Some of the skeptical find it hard to believe that people of all
races are born with the same kind of vocal chords for speech, the
same kind of taste buds in the tongue, the same type of digestive
apparatus capable of assimilating a wide variety of foods. Differences
between national or racial groups are mostly just differences in
culture. It is not heredity but a cultural pattern that makes the
British love their royalty, the Chinese reverence their scholars,
and the Eskimos relish partially decomposed and frozen raw fish.
Cultural mores, not genes, determine the language we speak, our
notions as to the wearing of a sarong, a kilt, or a stuffy business
suit, and whether or not we think it polite to belch after a meal.
We try to explain these things, whenever we think the backs of
the misinformed are strong enough to bear the truth; but the boners
go marching on. One afternoon a businessman was talking to Carl
at our front door. Rita whizzed down the driveway sloping from the
church to the road, made too sharp a turn and flew off her trike,
landing square on her nose.
“Wow,” Carl said, poised to take off at the first wail
from down below. “My daughter took quite a spill.”
But there was no wail. Teddy was beside her in an instant, helping
Rita brush herself off. They giggled as both hopped back on their
tricycles and sped off around the circle drive again.
Carl relaxed and smiled. “I thought she was going to yell
her head off from that bump. She’s a tough little kid, though,
and a good sport.”
The man shrugged. “Actually, coming from such a primitive
stock, she couldn’t possibly have felt it the way a Caucasian
would have. I doubt if her nerve endings are very highly developed.”

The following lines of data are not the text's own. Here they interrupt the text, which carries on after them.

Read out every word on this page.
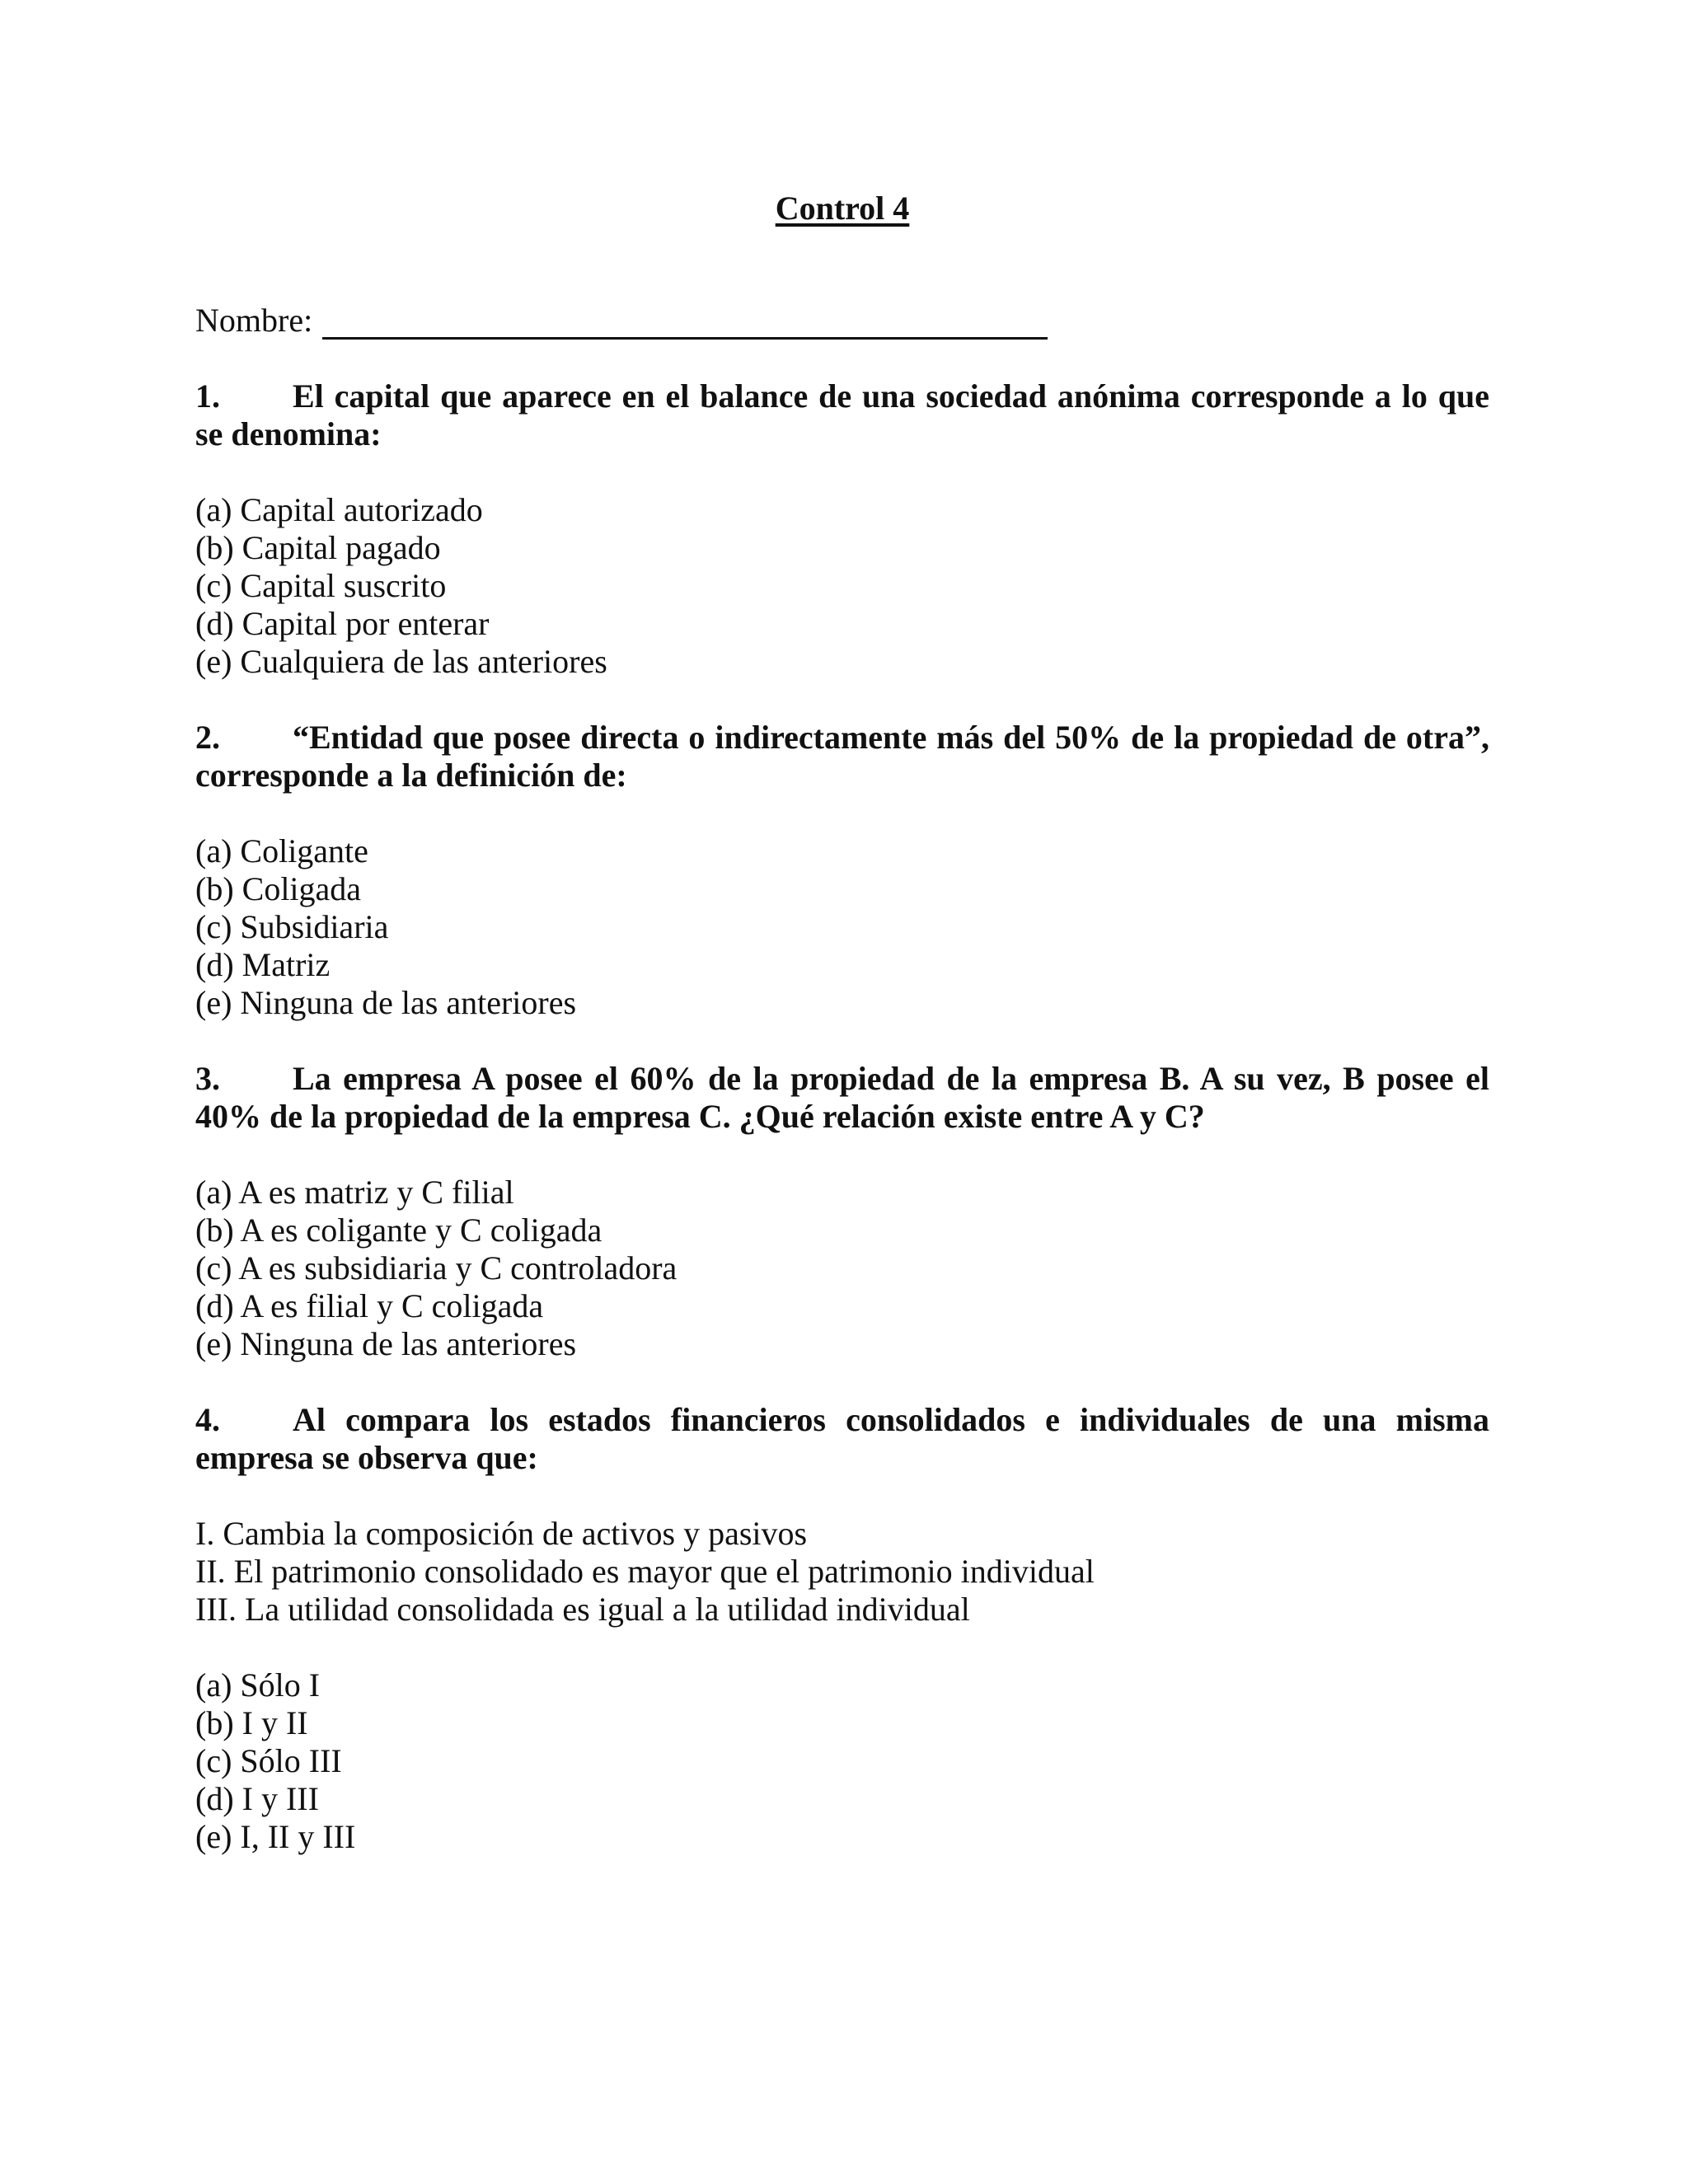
Control 4

Nombre:
1. El capital que aparece en el balance de una sociedad anónima corresponde a lo que se denomina:
(a) Capital autorizado
(b) Capital pagado
(c) Capital suscrito
(d) Capital por enterar
(e) Cualquiera de las anteriores
2. “Entidad que posee directa o indirectamente más del 50% de la propiedad de otra”, corresponde a la definición de:
(a) Coligante
(b) Coligada
(c) Subsidiaria
(d) Matriz
(e) Ninguna de las anteriores
3. La empresa A posee el 60% de la propiedad de la empresa B. A su vez, B posee el 40% de la propiedad de la empresa C. ¿Qué relación existe entre A y C?
(a) A es matriz y C filial
(b) A es coligante y C coligada
(c) A es subsidiaria y C controladora
(d) A es filial y C coligada
(e) Ninguna de las anteriores
4. Al compara los estados financieros consolidados e individuales de una misma empresa se observa que:
I. Cambia la composición de activos y pasivos
II. El patrimonio consolidado es mayor que el patrimonio individual
III. La utilidad consolidada es igual a la utilidad individual
(a) Sólo I
(b) I y II
(c) Sólo III
(d) I y III
(e) I, II y III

Primitive nerve endings! Our children don’t need the studious
anthropologists and ethnologists to tell them that such fantastic
notions are hogwash, because they already know that people are more
alike than different; nor do they need the proof of microscopes
and IQ tests and statistics covering years of careful research,
to believe that modern science finds no race superior to any other.